Le vélo, pas toujours si écolo!

Bref! Pratiquer le vélo, c'est bon pour la santé et écologique (pourvu que l'on exige pas de lourdes infrastructures en montagne pour la pratique extrême) ; je n'ai pas tourné ma veste avec mon titre provocateur. Ce que je voulais souligner, c'est que le vélo, en tant qu'objet, peut être très loin de l'idéal écologique qu'on lui prête habituellement (énergie grise, délocalisations, marketing agressif et politique du court terme).

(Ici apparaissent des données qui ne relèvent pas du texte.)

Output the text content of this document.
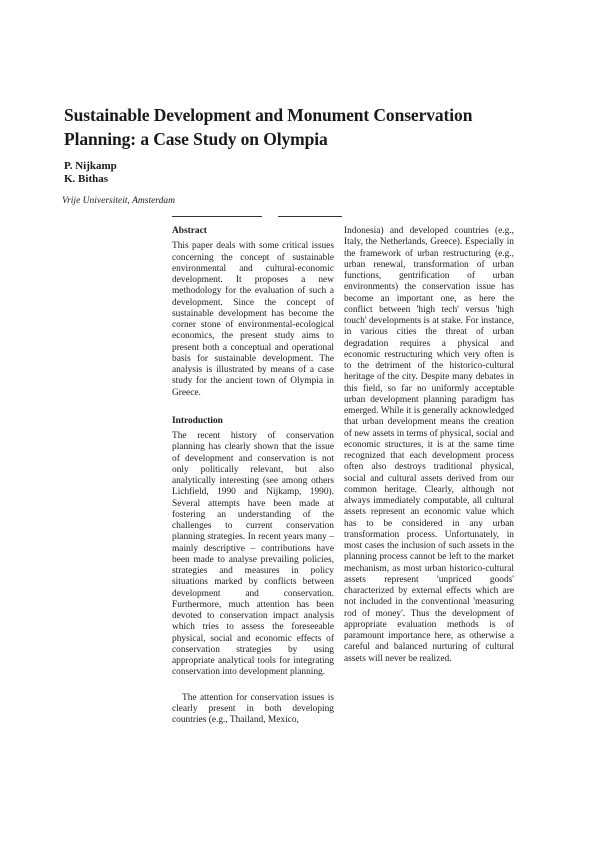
Sustainable Development and Monument Conservation Planning: a Case Study on Olympia
P. Nijkamp
K. Bithas
Vrije Universiteit, Amsterdam

Abstract

This paper deals with some critical issues concerning the concept of sustainable environmental and cultural-economic development. It proposes a new methodology for the evaluation of such a development. Since the concept of sustainable development has become the corner stone of environmental-ecological economics, the present study aims to present both a conceptual and operational basis for sustainable development. The analysis is illustrated by means of a case study for the ancient town of Olympia in Greece.

Introduction

The recent history of conservation planning has clearly shown that the issue of development and conservation is not only politically relevant, but also analytically interesting (see among others Lichfield, 1990 and Nijkamp, 1990). Several attempts have been made at fostering an understanding of the challenges to current conservation planning strategies. In recent years many – mainly descriptive – contributions have been made to analyse prevailing policies, strategies and measures in policy situations marked by conflicts between development and conservation. Furthermore, much attention has been devoted to conservation impact analysis which tries to assess the foreseeable physical, social and economic effects of conservation strategies by using appropriate analytical tools for integrating conservation into development planning.

The attention for conservation issues is clearly present in both developing countries (e.g., Thailand, Mexico,

Indonesia) and developed countries (e.g., Italy, the Netherlands, Greece). Especially in the framework of urban restructuring (e.g., urban renewal, transformation of urban functions, gentrification of urban environments) the conservation issue has become an important one, as here the conflict between 'high tech' versus 'high touch' developments is at stake. For instance, in various cities the threat of urban degradation requires a physical and economic restructuring which very often is to the detriment of the historico-cultural heritage of the city. Despite many debates in this field, so far no uniformly acceptable urban development planning paradigm has emerged. While it is generally acknowledged that urban development means the creation of new assets in terms of physical, social and economic structures, it is at the same time recognized that each development process often also destroys traditional physical, social and cultural assets derived from our common heritage. Clearly, although not always immediately computable, all cultural assets represent an economic value which has to be considered in any urban transformation process. Unfortunately, in most cases the inclusion of such assets in the planning process cannot be left to the market mechanism, as most urban historico-cultural assets represent 'unpriced goods' characterized by external effects which are not included in the conventional 'measuring rod of money'. Thus the development of appropriate evaluation methods is of paramount importance here, as otherwise a careful and balanced nurturing of cultural assets will never be realized.
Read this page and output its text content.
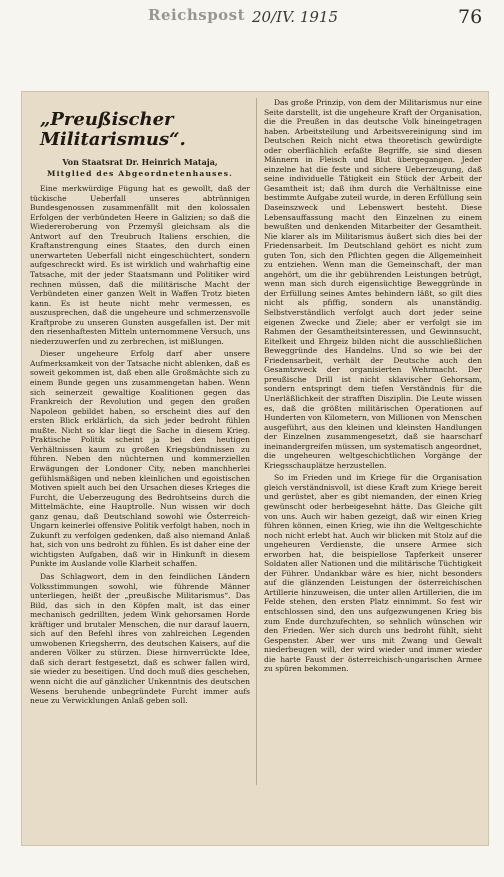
Reichspost 20/IV. 1915	76
„Preußischer Militarismus“.
Von Staatsrat Dr. Heinrich Mataja,
Mitglied des Abgeordnetenhauses.

Eine merkwürdige Fügung hat es gewollt, daß der tückische Ueberfall unseres abtrünnigen Bundesgenossen zusammenfällt mit den kolossalen Erfolgen der verbündeten Heere in Galizien; so daß die Wiedereroberung von Przemyšl gleichsam als die Antwort auf den Treubruch Italiens erschien, die Kraftanstrengung eines Staates, den durch einen unerwarteten Ueberfall nicht eingeschüchtert, sondern aufgeschreckt wird. Es ist wirklich und wahrhaftig eine Tatsache, mit der jeder Staatsmann und Politiker wird rechnen müssen, daß die militärische Macht der Verbündeten einer ganzen Welt in Waffen Trotz bieten kann. Es ist heute nicht mehr vermessen, es auszusprechen, daß die ungeheure und schmerzensvolle Kraftprobe zu unseren Gunsten ausgefallen ist. Der mit den riesenhaftesten Mitteln unternommene Versuch, uns niederzuwerfen und zu zerbrechen, ist mißlungen.

Dieser ungeheure Erfolg darf aber unsere Aufmerksamkeit von der Tatsache nicht ablenken, daß es soweit gekommen ist, daß eben alle Großmächte sich zu einem Bunde gegen uns zusammengetan haben. Wenn sich seinerzeit gewaltige Koalitionen gegen das Frankreich der Revolution und gegen den großen Napoleon gebildet haben, so erscheint dies auf den ersten Blick erklärlich, da sich jeder bedroht fühlen mußte. Nicht so klar liegt die Sache in diesem Krieg. Praktische Politik scheint ja bei den heutigen Verhältnissen kaum zu großen Kriegsbündnissen zu führen. Neben den nüchternen und kommerziellen Erwägungen der Londoner City, neben manchherlei gefühlsmäßigen und neben kleinlichen und egoistischen Motiven spielt auch bei den Ursachen dieses Krieges die Furcht, die Ueberzeugung des Bedrohtseins durch die Mittelmächte, eine Hauptrolle. Nun wissen wir doch ganz genau, daß Deutschland sowohl wie Österreich-Ungarn keinerlei offensive Politik verfolgt haben, noch in Zukunft zu verfolgen gedenken, daß also niemand Anlaß hat, sich von uns bedroht zu fühlen. Es ist daher eine der wichtigsten Aufgaben, daß wir in Hinkunft in diesem Punkte im Auslande volle Klarheit schaffen.

Das Schlagwort, dem in den feindlichen Ländern Volksstimmungen sowohl, wie führende Männer unterliegen, heißt der „preußische Militarismus“. Das Bild, das sich in den Köpfen malt, ist das einer mechanisch gedrillten, jedem Wink gehorsamen Horde kräftiger und brutaler Menschen, die nur darauf lauern, sich auf den Befehl ihres von zahlreichen Legenden umwobenen Kriegsherrn, des deutschen Kaisers, auf die anderen Völker zu stürzen. Diese hirnverrückte Idee, daß sich derart festgesetzt, daß es schwer fallen wird, sie wieder zu beseitigen. Und doch muß dies geschehen, wenn nicht die auf gänzlicher Unkenntnis des deutschen Wesens beruhende unbegründete Furcht immer aufs neue zu Verwicklungen Anlaß geben soll.

Das große Prinzip, von dem der Militarismus nur eine Seite darstellt, ist die ungeheure Kraft der Organisation, die die Preußen in das deutsche Volk hineingetragen haben. Arbeitsteilung und Arbeitsvereinigung sind im Deutschen Reich nicht etwa theoretisch gewürdigte oder oberflächlich erfaßte Begriffe, sie sind diesen Männern in Fleisch und Blut übergegangen. Jeder einzelne hat die feste und sichere Ueberzeugung, daß seine individuelle Tätigkeit ein Stück der Arbeit der Gesamtheit ist; daß ihm durch die Verhältnisse eine bestimmte Aufgabe zuteil wurde, in deren Erfüllung sein Daseinszweck und Lebenswert besteht. Diese Lebensauffassung macht den Einzelnen zu einem bewußten und denkenden Mitarbeiter der Gesamtheit. Nie klarer als im Militarismus äußert sich dies bei der Friedensarbeit. Im Deutschland gehört es nicht zum guten Ton, sich den Pflichten gegen die Allgemeinheit zu entziehen. Wenn man die Gemeinschaft, der man angehört, um die ihr gebührenden Leistungen betrügt, wenn man sich durch eigensüchtige Beweggründe in der Erfüllung seines Amtes behindern läßt, so gilt dies nicht als pfiffig, sondern als unanständig. Selbstverständlich verfolgt auch dort jeder seine eigenen Zwecke und Ziele; aber er verfolgt sie im Rahmen der Gesamtheitsinteressen, und Gewinnsucht, Eitelkeit und Ehrgeiz bilden nicht die ausschließlichen Beweggründe des Handelns. Und so wie bei der Friedensarbeit, verhält der Deutsche auch den Gesamtzweck der organisierten Wehrmacht. Der preußische Drill ist nicht sklavischer Gehorsam, sondern entspringt dem tiefen Verständnis für die Unerläßlichkeit der strafften Disziplin. Die Leute wissen es, daß die größten militärischen Operationen auf Hunderten von Kilometern, von Millionen von Menschen ausgeführt, aus den kleinen und kleinsten Handlungen der Einzelnen zusammengesetzt, daß sie haarscharf ineinandergreifen müssen, um systematisch angeordnet, die ungeheuren weltgeschichtlichen Vorgänge der Kriegsschauplätze herzustellen.

So im Frieden und im Kriege für die Organisation gleich verständnisvoll, ist diese Kraft zum Kriege bereit und gerüstet, aber es gibt niemanden, der einen Krieg gewünscht oder herbeigesehnt hätte. Das Gleiche gilt von uns. Auch wir haben gezeigt, daß wir einen Krieg führen können, einen Krieg, wie ihn die Weltgeschichte noch nicht erlebt hat. Auch wir blicken mit Stolz auf die ungeheuren Verdienste, die unsere Armee sich erworben hat, die beispiellose Tapferkeit unserer Soldaten aller Nationen und die militärische Tüchtigkeit der Führer. Undankbar wäre es hier, nicht besonders auf die glänzenden Leistungen der österreichischen Artillerie hinzuweisen, die unter allen Artillerien, die im Felde stehen, den ersten Platz einnimmt. So fest wir entschlossen sind, den uns aufgezwungenen Krieg bis zum Ende durchzufechten, so sehnlich wünschen wir den Frieden. Wer sich durch uns bedroht fühlt, sieht Gespenster. Aber wer uns mit Zwang und Gewalt niederbeugen will, der wird wieder und immer wieder die harte Faust der österreichisch-ungarischen Armee zu spüren bekommen.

Mon expérience obtenue avec mon projet "Scapin Blato" de vélo "responsable" m'a appris que la traçabilité des pièces et composants était parfois aléatoire (pas facile de savoir d'où ils proviennent, et dans quelles conditions ils ont été produits). Le recours aux pièces de récupération, qu'on peut trouver facilement dans les fourrières (à Genève : http://www.fourriere-velo-ge.ch/) ou sur les sites d'enchères ou de petites annonces, permet en parti de se défaire du poids de la société de consommation, tout en se montant un vélo "haut de gamme" qu'on ne voit pas partout (comme mon Scapin). Mais l'arrivée de nouveaux standards de roues qui, dans l'immédiat, pourrait être une aubaine pour trouver du matériel compatible 26'', risque de rendre sur le long terme difficile l'entretien et la maintenance de nos VTT et autres vélos 26'' "désuets". Elle illustre aussi que même un moyen de locomotion et un sport a priori aussi écologique que le vélo n'échappe pas à "l'obsolescence", fusse-t-elle, par le truchement du marketing, artificiellement "programmée".

Soyez donc prudents, aussi bien si vous vous mettez au merveilleux sport qu'est le vélo, que si vous vous mettez au "vélotaf" : ne tombez pas dans le piège du marketing!!!